Dataset and DataLoader

It is possible to create your own dataset for PyTorch to store all the necessary data. The dataset is managed by means of DataLoader. Among other things, the DataLoader can run through the data, manage batches and transform data.

In addition, PyTorch can export learning models in the Open Neural Network Exchange (ONNX) standard format and has a C++ front-end interface option.

What are examples of the use of PyTorch?

  • Object detection
  • Segmentation (semantic segmentation)
  • LSTM (Long Short-Term Memory)
  • Transformer

PyTorch vs. Tensorflow

Tensorflow is also a deep learning framework and was developed by Google. It has been around longer than PyTorch and therefore has a larger developer community and more documentation. Both frameworks have their advantages and disadvantages, as they are intended for different projects.

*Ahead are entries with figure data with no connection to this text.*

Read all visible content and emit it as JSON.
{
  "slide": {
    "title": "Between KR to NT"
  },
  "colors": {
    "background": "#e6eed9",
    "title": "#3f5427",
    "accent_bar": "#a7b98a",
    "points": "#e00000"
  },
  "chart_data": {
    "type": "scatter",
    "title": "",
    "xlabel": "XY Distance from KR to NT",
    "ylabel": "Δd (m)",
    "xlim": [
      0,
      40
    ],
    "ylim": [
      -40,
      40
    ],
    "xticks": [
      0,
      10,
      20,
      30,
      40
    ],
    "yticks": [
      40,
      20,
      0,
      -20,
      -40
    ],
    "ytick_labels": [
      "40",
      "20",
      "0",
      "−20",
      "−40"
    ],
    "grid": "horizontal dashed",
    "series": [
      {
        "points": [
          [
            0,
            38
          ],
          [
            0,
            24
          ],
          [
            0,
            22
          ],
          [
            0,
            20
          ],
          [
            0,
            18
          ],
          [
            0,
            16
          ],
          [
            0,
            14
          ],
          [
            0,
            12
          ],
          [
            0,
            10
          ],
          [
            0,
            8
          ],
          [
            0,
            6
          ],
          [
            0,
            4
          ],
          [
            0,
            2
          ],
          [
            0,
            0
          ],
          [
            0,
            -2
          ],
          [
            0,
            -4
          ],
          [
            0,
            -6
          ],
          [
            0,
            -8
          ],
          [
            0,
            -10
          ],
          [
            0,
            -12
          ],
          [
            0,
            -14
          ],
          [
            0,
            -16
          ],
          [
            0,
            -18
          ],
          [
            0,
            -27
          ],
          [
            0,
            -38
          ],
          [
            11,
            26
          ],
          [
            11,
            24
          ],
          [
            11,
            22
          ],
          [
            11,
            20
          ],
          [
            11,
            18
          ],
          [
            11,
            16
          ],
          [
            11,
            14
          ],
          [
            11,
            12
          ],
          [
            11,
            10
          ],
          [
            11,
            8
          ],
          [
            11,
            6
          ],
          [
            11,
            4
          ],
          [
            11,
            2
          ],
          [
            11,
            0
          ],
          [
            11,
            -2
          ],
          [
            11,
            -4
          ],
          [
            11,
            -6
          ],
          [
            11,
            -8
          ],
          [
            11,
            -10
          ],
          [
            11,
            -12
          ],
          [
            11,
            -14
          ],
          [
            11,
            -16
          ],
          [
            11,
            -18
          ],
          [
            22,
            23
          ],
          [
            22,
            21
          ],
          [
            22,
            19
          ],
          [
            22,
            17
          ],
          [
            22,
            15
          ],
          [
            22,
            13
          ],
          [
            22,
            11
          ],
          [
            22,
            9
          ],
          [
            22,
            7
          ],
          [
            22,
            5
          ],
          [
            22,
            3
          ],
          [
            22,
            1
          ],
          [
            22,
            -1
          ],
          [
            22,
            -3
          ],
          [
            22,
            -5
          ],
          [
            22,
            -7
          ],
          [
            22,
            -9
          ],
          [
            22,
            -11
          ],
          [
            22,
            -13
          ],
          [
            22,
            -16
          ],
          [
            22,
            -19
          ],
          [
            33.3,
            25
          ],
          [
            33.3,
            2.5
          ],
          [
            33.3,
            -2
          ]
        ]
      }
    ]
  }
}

While Tensorflow defines the computational graphs in a static way, PyTorch takes a dynamic approach. Also, the dynamic graphs can be manipulated in real time with PyTorch and only at the end with Tensorflow. Therefore, PyTorch is particularly suitable for uncomplicated prototyping and research work due to its simple and easy handling. Tensorflow, on the other hand, is particularly suitable for projects that require scalable production models.

PyTorch vs. scikit-learn

Scikit-learn (also called Sklearn) is a free library for Python and specialises in machine learning. It offers a range of Classification-, Regression- and Clustering algorithms, such as Random Forest, Support vector machines or k-means. Scikit-learn provides an efficient and straightforward Data analysis and is particularly suitable for defining algorithms, but is rather unsuitable for end-to-end training of deep neural networks, for which, on the other hand, PyTorch can be used very well.